My good friend, Tishia, recently posted a blog entitled “Who Am I” and in it she talks about not knowing who she really is. Sure, she’s a mom, she’s a Christian, she’s a work at home mom, but those don’t really describe who she is. I think many of us struggle with knowing who we really are. The reason I named my blog “Being Who God Created Me to Be” is for the very same reason…every day I’m growing and searching and learning to be the woman God created me to be. I’m no where near being that person yet and won’t be until heaven, but while I’m here on Earth, I want to be as close to it as possible. I do believe God created me, and you, for a specific purpose here on Earth, and I think that’s what most of us are trying to figure out…just what is our purpose, why are we here at this very moment in time? Of all the other times we could have been born, why now, why here, and for what?
Lately, God has been laying on my heart that my first mission is my family…actually God has laid it on my heart for a while, but He has to remind me of it every so often. I wrote a post not too long ago entitled “Learning to be Content Where you are” and I wrote about being content in singleness and where you are financially. Not too long after I posted that (a day or two) God laid it on my heart that I’ve not been content where I am living. You see, we currently live in a small village which we moved to the first year after we got married…which was 3 years ago to be exact. We moved here because this is where my kids have grown up and have gone to school and we did not want to uproot them and make them switch schools. Plus it was easier for them to go back and forth between our house and their dad’s. Well, now since my baby is a Senior in high school this year, she will be graduating at the end of the year, and I really want to move back to the town where we go to church, all our friends live and where my husband works.

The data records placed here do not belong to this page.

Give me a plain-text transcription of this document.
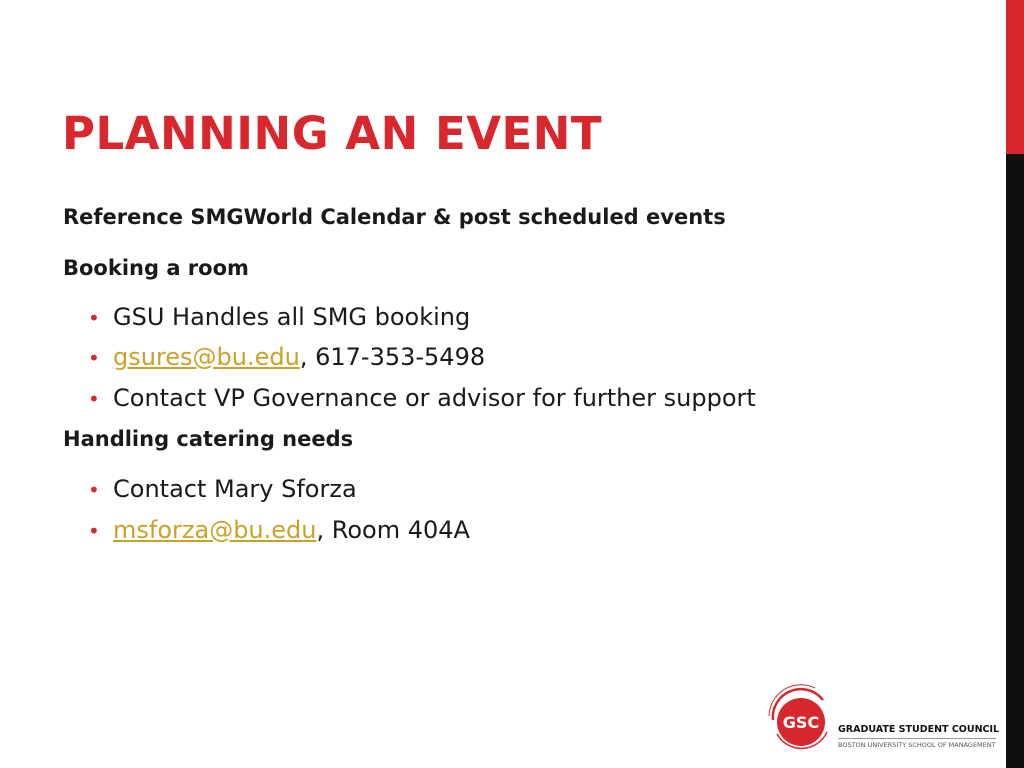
PLANNING AN EVENT

Reference SMGWorld Calendar & post scheduled events

Booking a room

• GSU Handles all SMG booking

• gsures@bu.edu, 617-353-5498

• Contact VP Governance or advisor for further support

Handling catering needs

• Contact Mary Sforza

• msforza@bu.edu, Room 404A

GSC GRADUATE STUDENT COUNCIL
BOSTON UNIVERSITY SCHOOL OF MANAGEMENT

It’s only about 23 miles away, but still, I feel so disconnected from everyone over there. Our church friends rarely come to visit because it seems so far and out of the way, plus we would be able to interact more with the youth (we are youth leaders in our church) if we lived in town. So, I’ve been praying and praying for God to provide the means in order for us to move as soon as my baby graduates. I’ve even got my eye on a house, right in town, just a mile or so from the church…it would be perfect…or so I think. Then God basically told me to relax…be content here where I’m at…He will work it all out…in His best timing. I so know that’s true, and He’s never let me down before…yeah, I may not be able to actually see God working it out, but He always does.
So, I’ve quit pining for that house, and quit allowing my spirit…or maybe it ‘s my flesh…to be unsettled where we are. Now it’s my prayer for God’s PERFECT will to be done in my life, in our lives…not just His permissible will.
The real me…the real me is being who God created me to be…always growing and learning and following His direction…not my own.